Özel Daire Bozma Kararı:
7. Kocaeli 6. İş Mahkemesinin kararına karşı süresi içinde davalı Sosyal Güvenlik Kurumu Başkanlığı vekili temyiz isteminde bulunmuştur.
8. Yargıtay 10. Hukuk Dairesince 04.11.2014 tarihli ve 2014/22477 E., 2014/22265 K. sayılı kararı ile;
"...Davaya konu uyuşmazlık, 6552 sayılı Kanun kapsamında yapılandırmaya tabi Kurum alacağına ilişkindir.
11.09.2014 tarihli ve 29116 mükerrer sayılı Resmi Gazete’de yayımlanarak, öngörülen istisnaları haricinde aynı tarih itibariyle yürürlüğe giren İş Kanunu ile Bazı Kanun ve Kanun Hükmünde Kararnamelerde Değişiklik Yapılması ile Bazı Alacakların Yeniden Yapılandırılmasına Dair 6552 sayılı Kanunun 81. maddesi ile 5510 sayılı Kanuna eklenen Geçici 60. maddesinin 1, 2, 3, 9 ve 19. fıkralarında; “(1)2014 yılı Nisan ve önceki aylara ilişkin olup bu maddenin yayımlandığı tarihten önce tahakkuk ettiği hâlde ödenmemiş olan;
a) Bu Kanunun 4 üncü maddesinin birinci fıkrasının (a), (b) ve (c) bentleri kapsamındaki sigortalılık statülerinden kaynaklanan, sigorta primi, emeklilik keseneği ve kurum karşılığı, işsizlik sigortası primi, sosyal güvenlik destek primi,
b) Bu maddeye göre yapılan başvuru tarihi itibarıyla ilgili mevzuatına göre ödenmesi imkânı ortadan kalkmamış isteğe bağlı sigorta primi ve topluluk sigortası primi,
c) Sosyal Güvenlik Kurumu tarafından ilgili kanunları gereğince takip edilen damga vergisi, özel işlem vergisi ve eğitime katkı payı,
ç) 30/4/2014 tarihine kadar (bu tarih dâhil) bitirilmiş özel nitelikteki inşaatlar ile ihale konusu işlere ilişkin olup bu maddenin yayımlandığı tarihten önce Kurumca resen tahakkuk ettirilerek işverene tebliğ edildiği hâlde bu maddenin yayımlandığı tarih itibarıyla ödenmemiş olan; özel nitelikteki inşaatlar ile ihale konusu işlere ilişkin yapılan ön değerlendirme, araştırma veya tespitler sonucunda bulunan eksik işçilik tutarı üzerinden hesaplanan sigorta primi,
d) Bu Kanunun 60 ıncı maddesinin birinci fıkrasının (g) bendi kapsamında genel sağlık sigortalısı olanların genel sağlık sigortası primi,
e) Sosyal güvenlik kanunlarına göre emeklilik veya yaşlılık aylığı almakta iken 5335 sayılı Kanunun 30 uncu maddesinin ikinci fıkrası kapsamına giren kurum ve kuruluşlara ait işyerlerinde çalışmaları nedeniyle aylıkları kesilmesi gerekenlere, bu maddenin yürürlüğe girdiği tarihi takip eden ödeme dönemine kadar yersiz olarak ödendiği tespit edilen aylıklara ilişkin borç, asılları ile bu alacaklara ödeme sürelerinin bittiği tarihlerden bu maddenin yayımlandığı tarihe kadar geçen süre için Yİ-ÜFE aylık değişim oranları esas alınarak hesaplanacak tutarın, bu maddede belirtilen süre ve şekilde ödenmesi hâlinde, bu alacaklara uygulanan gecikme cezası ve gecikme zammı gibi ferî alacakların tamamının tahsilinden vazgeçilir.

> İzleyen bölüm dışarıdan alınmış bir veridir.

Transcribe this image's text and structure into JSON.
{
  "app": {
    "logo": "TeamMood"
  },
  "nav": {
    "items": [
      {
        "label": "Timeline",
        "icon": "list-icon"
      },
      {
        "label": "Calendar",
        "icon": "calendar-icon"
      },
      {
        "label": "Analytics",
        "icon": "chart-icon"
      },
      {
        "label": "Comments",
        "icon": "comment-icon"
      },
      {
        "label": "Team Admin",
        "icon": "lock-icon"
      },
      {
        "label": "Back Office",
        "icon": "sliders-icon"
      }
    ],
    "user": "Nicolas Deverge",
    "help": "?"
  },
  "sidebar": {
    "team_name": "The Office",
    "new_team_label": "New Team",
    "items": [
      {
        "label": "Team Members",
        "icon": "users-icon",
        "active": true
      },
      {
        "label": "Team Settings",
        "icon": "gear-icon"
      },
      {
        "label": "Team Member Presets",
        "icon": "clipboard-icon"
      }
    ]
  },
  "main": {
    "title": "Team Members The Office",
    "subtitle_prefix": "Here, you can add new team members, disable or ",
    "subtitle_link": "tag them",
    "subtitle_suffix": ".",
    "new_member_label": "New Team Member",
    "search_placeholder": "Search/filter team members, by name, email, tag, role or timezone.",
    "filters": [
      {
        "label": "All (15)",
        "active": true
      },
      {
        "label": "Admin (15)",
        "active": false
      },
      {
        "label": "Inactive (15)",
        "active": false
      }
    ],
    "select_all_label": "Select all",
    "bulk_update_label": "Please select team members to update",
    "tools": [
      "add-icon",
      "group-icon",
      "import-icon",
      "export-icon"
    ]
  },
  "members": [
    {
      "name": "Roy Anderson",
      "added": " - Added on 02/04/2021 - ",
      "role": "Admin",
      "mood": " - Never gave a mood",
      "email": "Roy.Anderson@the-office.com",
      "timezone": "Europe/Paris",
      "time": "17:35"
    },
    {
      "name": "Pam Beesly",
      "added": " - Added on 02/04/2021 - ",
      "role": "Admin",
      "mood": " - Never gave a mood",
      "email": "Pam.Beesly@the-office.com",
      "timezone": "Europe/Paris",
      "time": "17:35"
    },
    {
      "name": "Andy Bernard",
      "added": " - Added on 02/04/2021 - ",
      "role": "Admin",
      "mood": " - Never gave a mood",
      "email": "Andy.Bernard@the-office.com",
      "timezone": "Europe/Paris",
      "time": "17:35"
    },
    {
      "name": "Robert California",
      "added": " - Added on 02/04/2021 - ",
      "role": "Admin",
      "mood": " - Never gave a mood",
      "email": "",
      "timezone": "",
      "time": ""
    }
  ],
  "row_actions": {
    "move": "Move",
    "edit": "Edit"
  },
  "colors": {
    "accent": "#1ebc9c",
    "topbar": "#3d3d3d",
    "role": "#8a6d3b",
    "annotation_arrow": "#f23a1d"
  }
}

(2) 30/4/2014 tarihine kadar (bu tarih dâhil) işlenen fiillere ilişkin olup bu maddenin yayımlandığı tarih itibarıyla ödenmemiş olan idari para cezası asıllarının %50’si ile bu tutara ödeme sürelerinin bittiği tarihlerden bu maddenin yayımlandığı tarihe kadar geçen süre için Yİ-ÜFE aylık değişim oranları esas alınarak hesaplanacak tutarın, bu maddede belirtilen süre ve şekilde ödenmesi hâlinde idari para cezası asıllarının kalan %50’si ile idari para cezasına uygulanan gecikme cezası ve gecikme zammı gibi ferî alacaklarının tamamının tahsilinden vazgeçilir.
(3) Bu madde hükümlerinden yararlanmak isteyen borçluların;
a) Bu maddenin yayımlandığı tarihi izleyen ay başından itibaren; birinci fıkranın (d) bendinde belirtilen borçlular yedi ay içinde, diğer bentlerde belirtilen borçlular ise üç ay içinde Kuruma başvuruda bulunmaları,
b) İlk taksiti bu maddenin yayımlandığı tarihi izleyen ay başından itibaren; birinci fıkranın (d) bendinde belirtilen borçlular sekiz ay içinde, diğer bentlerde belirtilenler ise dört ay içinde, diğer taksitlerini ise ikişer aylık dönemler hâlinde azami on sekiz eşit taksitte ödemeleri, gerekir.
....
(9) Bu madde hükümlerinden yararlanmak isteyen borçluların, bu maddelerde belirtilen şartların yanı sıra dava açmamaları, açılmış davalardan vazgeçmeleri ve kanun yollarına başvurmamaları şarttır.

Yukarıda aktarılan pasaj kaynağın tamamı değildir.